When she had left him, Cyrus sat down again, and took up his pipe from the railing where he had placed it. "I'll go round and have some words with the young scamp," he thought. "There's no use waiting until after supper. I'll go round now while it is light."
Then, as if the softening impulse were a part of the Sabbath stillness, he leaned over the bed of sunflowers, and fixed his eyes on the pinkish tower of Saint James' Church, which he could see palely enkindled against the afterglow. A single white cloud floated like a dove in the west, and beneath it a rain of light fell on the shadowy roofs of the town. The air was so languorous that it was as if the day were being slowly smothered in honeysuckle, the heavy scent of which drifted to him from the next garden. A vast melancholy—so vast that it seemed less the effect of a Southern summer than of a universal force residing in nature—was liberated, with the first cooling breath of the evening, from man and beast, from tree and shrub, from stock and stone. The very bricks, sun-baked and scarred, spoke of the weariness of heat, of the parching thirst of the interminable summers.
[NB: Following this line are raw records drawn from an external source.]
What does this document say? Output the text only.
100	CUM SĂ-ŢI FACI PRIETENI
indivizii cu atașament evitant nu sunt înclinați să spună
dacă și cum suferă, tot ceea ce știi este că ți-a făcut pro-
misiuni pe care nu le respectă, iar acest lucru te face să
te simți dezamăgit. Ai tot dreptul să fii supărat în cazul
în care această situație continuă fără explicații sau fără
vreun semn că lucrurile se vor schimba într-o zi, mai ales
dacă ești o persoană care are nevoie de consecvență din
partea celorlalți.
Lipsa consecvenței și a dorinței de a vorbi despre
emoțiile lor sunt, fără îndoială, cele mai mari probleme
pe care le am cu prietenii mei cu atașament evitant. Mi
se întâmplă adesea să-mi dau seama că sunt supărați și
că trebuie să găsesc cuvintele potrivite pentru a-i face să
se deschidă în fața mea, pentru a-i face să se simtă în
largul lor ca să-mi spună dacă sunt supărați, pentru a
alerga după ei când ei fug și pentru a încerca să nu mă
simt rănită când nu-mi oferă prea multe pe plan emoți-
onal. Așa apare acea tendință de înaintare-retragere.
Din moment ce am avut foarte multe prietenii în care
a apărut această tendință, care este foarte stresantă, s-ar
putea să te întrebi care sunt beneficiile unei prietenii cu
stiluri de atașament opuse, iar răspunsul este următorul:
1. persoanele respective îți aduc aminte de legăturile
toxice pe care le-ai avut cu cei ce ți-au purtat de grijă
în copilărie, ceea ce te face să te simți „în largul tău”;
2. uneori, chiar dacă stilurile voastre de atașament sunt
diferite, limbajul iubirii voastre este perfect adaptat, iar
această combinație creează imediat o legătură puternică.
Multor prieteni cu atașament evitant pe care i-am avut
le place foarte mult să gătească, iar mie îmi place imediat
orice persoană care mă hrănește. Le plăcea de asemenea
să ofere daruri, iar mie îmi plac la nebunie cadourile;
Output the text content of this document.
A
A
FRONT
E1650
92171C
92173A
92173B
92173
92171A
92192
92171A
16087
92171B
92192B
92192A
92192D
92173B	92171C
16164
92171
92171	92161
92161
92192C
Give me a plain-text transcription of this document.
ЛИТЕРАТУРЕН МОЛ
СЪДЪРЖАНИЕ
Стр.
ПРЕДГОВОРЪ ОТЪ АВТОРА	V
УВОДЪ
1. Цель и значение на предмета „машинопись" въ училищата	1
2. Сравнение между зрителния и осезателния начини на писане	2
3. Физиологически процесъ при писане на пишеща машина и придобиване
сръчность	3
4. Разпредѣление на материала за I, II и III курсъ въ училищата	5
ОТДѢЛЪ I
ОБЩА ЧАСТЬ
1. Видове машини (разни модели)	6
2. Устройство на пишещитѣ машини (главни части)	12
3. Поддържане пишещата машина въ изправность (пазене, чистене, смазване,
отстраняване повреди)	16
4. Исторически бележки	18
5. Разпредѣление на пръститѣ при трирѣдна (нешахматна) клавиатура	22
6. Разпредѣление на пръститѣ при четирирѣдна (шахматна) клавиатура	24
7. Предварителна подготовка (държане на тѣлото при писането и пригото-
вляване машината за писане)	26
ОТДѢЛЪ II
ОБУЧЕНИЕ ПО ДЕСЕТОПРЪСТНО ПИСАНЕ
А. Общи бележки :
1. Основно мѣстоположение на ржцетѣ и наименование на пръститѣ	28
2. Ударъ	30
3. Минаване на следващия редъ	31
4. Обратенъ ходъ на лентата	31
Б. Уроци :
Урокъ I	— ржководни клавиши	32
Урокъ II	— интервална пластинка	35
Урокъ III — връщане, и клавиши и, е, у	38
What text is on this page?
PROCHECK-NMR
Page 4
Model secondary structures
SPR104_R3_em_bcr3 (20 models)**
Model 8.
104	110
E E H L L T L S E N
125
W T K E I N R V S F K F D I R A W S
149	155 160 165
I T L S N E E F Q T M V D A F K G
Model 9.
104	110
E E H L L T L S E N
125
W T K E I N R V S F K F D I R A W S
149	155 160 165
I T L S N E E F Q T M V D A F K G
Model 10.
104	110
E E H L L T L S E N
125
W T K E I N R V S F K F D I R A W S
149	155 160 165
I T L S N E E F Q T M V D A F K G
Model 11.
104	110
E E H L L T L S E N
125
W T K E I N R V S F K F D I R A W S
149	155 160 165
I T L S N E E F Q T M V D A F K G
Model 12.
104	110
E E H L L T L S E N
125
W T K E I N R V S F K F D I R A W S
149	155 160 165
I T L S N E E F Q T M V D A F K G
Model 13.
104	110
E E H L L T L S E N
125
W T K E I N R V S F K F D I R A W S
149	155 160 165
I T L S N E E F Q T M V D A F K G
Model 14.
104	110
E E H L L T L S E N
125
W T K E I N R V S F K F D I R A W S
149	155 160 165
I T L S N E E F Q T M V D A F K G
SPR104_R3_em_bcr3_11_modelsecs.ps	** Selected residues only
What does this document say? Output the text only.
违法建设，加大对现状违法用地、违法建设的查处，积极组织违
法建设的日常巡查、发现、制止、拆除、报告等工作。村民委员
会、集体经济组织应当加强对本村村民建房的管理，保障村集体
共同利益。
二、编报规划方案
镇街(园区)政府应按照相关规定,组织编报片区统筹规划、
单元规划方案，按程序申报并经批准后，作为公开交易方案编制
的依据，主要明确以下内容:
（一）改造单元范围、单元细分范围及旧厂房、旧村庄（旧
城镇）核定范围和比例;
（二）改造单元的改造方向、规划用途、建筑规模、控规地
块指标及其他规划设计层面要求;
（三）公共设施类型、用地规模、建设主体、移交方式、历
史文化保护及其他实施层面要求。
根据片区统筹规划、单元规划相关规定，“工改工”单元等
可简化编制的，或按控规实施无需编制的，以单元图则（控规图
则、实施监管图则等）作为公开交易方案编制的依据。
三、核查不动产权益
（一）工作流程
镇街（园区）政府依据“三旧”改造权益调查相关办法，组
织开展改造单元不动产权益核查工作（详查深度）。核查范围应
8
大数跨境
But to Cyrus the languor and the intense sweetness of the air suggested only that the end of a hot day had come. "It's likely to be a drought," he was thinking while his upward gaze rested on the illuminated tower of the church. "A drought will go hard with the tobacco."
Having emptied his pipe, he was about to take down his straw hat from a nail on the wall, when the sound of the opening gate arrested him, and he waited with his eyes fixed on the winding brick walk, where the negro washerwoman appeared presently with a basket of clean clothes on her head. Beneath her burden he saw that there were some primitive attempts at Sunday adornment. She wore a green muslin dress, a little discoloured by perspiration, but with many compensating flounces; a bit of yellow ribbon floated from her throat, and in her hand she carried the festive hat which would decorate her head after the removal of the basket. Her figure, which had once been graceful, had grown heavy; and her face, of a light gingerbread colour, with broad, not unpleasant features, wore a humble, inquiring look—the look of some trustful wild animal that man has tamed and only partly domesticated. Approaching the steps, she brought down the basket from her head, and came on, holding it with a deprecating swinging movement in front of her.
"Howdy, Marster," she said, as if uncertain whether to stop or to pass on into the doorway.